The calculated value of $k_"H" // k_"d" ≈ 7$ .

A secondary KIE occurs when the isotope is substituted at a position next to the bond being broken.

Usually, for a secondary KIE, $k_"H"//k_"D" < 1.5$ .
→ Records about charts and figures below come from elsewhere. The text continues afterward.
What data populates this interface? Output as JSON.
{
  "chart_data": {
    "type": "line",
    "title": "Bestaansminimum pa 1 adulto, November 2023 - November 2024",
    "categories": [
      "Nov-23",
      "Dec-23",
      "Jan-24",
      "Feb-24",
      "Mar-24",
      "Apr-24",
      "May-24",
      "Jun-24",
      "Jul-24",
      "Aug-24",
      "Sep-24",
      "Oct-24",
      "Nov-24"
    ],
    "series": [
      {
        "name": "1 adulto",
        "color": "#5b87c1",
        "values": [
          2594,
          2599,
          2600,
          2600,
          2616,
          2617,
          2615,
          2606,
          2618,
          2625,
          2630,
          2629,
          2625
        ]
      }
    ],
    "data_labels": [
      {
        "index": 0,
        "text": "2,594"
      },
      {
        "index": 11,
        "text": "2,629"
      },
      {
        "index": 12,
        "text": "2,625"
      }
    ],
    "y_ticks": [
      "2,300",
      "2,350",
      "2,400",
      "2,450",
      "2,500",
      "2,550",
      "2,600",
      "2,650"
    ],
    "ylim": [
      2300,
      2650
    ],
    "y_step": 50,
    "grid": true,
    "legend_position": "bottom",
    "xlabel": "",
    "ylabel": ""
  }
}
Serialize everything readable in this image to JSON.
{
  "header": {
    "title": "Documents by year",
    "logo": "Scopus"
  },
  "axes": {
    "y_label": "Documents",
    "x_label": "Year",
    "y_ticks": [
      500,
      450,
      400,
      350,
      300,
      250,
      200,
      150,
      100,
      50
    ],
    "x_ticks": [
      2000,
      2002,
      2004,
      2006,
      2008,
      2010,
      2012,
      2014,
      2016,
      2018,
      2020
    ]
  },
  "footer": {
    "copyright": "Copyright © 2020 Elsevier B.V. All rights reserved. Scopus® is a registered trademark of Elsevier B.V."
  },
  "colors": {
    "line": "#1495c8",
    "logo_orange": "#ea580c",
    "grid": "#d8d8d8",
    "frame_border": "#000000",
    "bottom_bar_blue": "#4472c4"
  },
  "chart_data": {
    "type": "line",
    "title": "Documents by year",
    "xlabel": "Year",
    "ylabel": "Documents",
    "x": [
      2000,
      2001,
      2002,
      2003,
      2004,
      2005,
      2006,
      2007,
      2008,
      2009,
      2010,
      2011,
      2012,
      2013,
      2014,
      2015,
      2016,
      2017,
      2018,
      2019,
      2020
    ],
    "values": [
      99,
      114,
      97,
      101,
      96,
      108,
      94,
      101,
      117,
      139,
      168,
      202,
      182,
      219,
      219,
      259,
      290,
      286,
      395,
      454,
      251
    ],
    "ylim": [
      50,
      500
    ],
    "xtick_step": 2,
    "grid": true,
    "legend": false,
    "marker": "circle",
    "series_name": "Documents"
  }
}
Mechanistic information from KIEs

KIEs give useful information about the rate determining step in a mechanism.

Case 1

$"CH"_3"CH"_2"CH"_2"Br" stackrelcolor(blue)( "EtO"^"-", "EtOH"color(white)(m)) (→) "CH"_3"CH=CH"_2$

$"CH"_3"CD"_2"CH"_2"Br" stackrelcolor(blue)( "EtO"^"-", "EtOH"color(white)(m)) (→) "CH"_3"CD=CH"_2$

$k_"H"//k_"D" = 6.7$

This is consistent with an $"E2"$ elimination in which the $"C-H/D"$ bond is being broken in the rate determining step.

Case 2

$"CH"_3"CH"_2"C"("CH"_3)_2"Br" stackrelcolor(blue)( "H"_2"O", Δcolor(white)(m)) (→) "CH"_3"CH=C"("CH"_3)_2$

$"CH"_3"CD"_2"C"("CH"_3)_2"Br" stackrelcolor(blue)( "H"_2"O", Δcolor(white)(m)) (→) "CH"_3"CD= C"("CH"_3)_2$

$k_"H"//k_"D" = 1.4$

This is consistent with an $"E1"$ elimination in which the $"C-H(D)"$ bond is not being broken in the rate determining step.